April 17, 2026
Semantic- and Geometry-Aware 3D Reconstruction of Outdoor Scenes Using Low-Cost Vision Sensors
Thesis Title: Semantic- and Geometry-Aware 3D Reconstruction of Outdoor Scenes Using Low-Cost Vision Sensors
Degree program: MSc in Geomatics Engineering
Student鈥檚 name: Rhea Joyce Zambra
Supervisor鈥檚 name: Hongzhou Yang
Accurate 3D reconstruction in large-scale outdoor environments remains challenging due to geometric degeneracies, scene heterogeneity, and the reliance of modern methods on appearance-driven optimization. In forward-motion scenarios common to autonomous driving datasets, sparse Structure-from-Motion (SfM) suffers from poor depth observability, leading to unstable geometry that propagates into downstream dense reconstruction methods such as 3D Gaussian Splatting (3DGS). These limitations are further exacerbated in complex scenes containing a mixture of planar structures, vegetation, and dynamic objects, where uniform regularization strategies fail to capture class-specific geometric behavior.
This thesis proposes a semantic-aware reconstruction pipeline that introduces physically meaningful geometric constraints at both the sparse and dense stages. First, a Ground-Optimized SfM (GO-SfM) framework is developed by incorporating a developable surface prior into bundle adjustment, applied selectively to confidently assigned driveable points. This improves local geometric consistency and stabilizes camera pose estimation without requiring external sensors or learned depth priors. Second, the refined sparse reconstruction is used to initialize a semantically decomposed 3D Gaussian Splatting process, where class-specific geometric constraints (e.g., planar enforcement, silhouette consistency, etc.) are applied to guide dense optimization.
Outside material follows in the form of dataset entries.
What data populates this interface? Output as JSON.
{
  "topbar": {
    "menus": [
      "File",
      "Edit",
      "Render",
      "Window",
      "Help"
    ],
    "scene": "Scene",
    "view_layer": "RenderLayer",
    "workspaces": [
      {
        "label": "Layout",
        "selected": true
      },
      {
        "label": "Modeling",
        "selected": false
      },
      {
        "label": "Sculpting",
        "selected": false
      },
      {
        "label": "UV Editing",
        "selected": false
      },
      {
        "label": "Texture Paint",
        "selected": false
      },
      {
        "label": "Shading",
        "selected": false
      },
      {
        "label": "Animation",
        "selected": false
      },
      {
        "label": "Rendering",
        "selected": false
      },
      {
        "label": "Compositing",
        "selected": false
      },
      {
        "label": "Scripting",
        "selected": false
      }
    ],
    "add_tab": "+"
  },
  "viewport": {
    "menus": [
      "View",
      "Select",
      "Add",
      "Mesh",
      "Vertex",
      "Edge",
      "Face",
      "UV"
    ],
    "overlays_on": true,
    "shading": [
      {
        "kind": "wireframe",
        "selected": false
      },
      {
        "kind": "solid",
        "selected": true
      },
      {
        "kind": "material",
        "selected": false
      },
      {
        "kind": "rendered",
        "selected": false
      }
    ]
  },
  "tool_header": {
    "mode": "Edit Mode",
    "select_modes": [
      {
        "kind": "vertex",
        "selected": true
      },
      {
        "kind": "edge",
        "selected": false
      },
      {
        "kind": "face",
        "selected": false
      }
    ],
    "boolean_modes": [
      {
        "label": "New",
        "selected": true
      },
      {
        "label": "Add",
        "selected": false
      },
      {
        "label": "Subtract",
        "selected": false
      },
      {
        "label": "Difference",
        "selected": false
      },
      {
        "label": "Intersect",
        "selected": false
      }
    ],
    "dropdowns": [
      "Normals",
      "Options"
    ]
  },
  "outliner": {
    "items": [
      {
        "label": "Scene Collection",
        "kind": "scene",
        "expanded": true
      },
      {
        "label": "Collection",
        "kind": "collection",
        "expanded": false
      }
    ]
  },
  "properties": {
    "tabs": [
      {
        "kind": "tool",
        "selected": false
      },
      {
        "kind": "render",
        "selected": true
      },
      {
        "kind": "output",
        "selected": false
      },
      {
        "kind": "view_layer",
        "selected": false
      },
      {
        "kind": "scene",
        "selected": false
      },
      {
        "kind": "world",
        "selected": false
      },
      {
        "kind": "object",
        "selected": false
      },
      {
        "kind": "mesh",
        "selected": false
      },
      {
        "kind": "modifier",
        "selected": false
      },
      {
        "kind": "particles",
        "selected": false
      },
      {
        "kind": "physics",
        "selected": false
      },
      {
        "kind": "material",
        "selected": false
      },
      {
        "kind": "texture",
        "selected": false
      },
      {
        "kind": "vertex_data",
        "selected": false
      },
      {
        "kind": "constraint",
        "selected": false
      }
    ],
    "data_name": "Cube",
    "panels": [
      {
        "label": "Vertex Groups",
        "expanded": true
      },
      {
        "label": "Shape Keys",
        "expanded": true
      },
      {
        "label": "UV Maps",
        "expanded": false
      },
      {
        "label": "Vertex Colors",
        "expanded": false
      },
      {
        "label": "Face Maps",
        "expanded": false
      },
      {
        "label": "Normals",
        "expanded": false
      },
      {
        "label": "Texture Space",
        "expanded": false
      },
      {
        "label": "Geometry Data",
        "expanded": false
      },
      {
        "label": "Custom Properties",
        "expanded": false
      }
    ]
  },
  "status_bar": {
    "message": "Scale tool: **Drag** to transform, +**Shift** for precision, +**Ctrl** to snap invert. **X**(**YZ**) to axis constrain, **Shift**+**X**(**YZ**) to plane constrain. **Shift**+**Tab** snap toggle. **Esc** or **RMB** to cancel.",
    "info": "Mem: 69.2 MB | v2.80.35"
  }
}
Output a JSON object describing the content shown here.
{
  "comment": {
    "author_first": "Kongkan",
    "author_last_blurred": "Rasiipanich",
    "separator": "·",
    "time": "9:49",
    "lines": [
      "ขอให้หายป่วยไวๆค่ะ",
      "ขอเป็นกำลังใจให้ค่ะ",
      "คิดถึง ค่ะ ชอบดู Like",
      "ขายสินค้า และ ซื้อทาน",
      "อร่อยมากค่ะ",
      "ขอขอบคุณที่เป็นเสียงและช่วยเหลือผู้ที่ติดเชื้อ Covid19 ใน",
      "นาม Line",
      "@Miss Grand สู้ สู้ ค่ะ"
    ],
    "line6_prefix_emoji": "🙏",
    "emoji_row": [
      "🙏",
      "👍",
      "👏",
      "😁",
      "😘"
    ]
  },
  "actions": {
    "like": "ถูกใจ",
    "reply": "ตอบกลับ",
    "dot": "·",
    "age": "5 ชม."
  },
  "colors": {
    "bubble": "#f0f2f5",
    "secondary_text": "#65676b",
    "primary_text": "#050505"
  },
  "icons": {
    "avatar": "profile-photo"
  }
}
Experimental results on the Waymo Open and nuScenes datasets demonstrate that the proposed approach improves both geometric fidelity and rendering quality. The GO-SfM framework produces more accurate camera pose estimates (rotational and translational RMSE) and provides stable spatial anchors for downstream densification, while the semantic-aware Gaussian Splatting reduces common artifacts such as floaters and depth ambiguity. Quantitatively, the method achieves consistent gains in rendering metrics (PSNR and SSIM) over standard SfM-initialized 3DGS. Together, these results underscore the value of integrating semantic information with geometry-aware priors to address fundamental limitations in vision-only 3D reconstruction pipelines.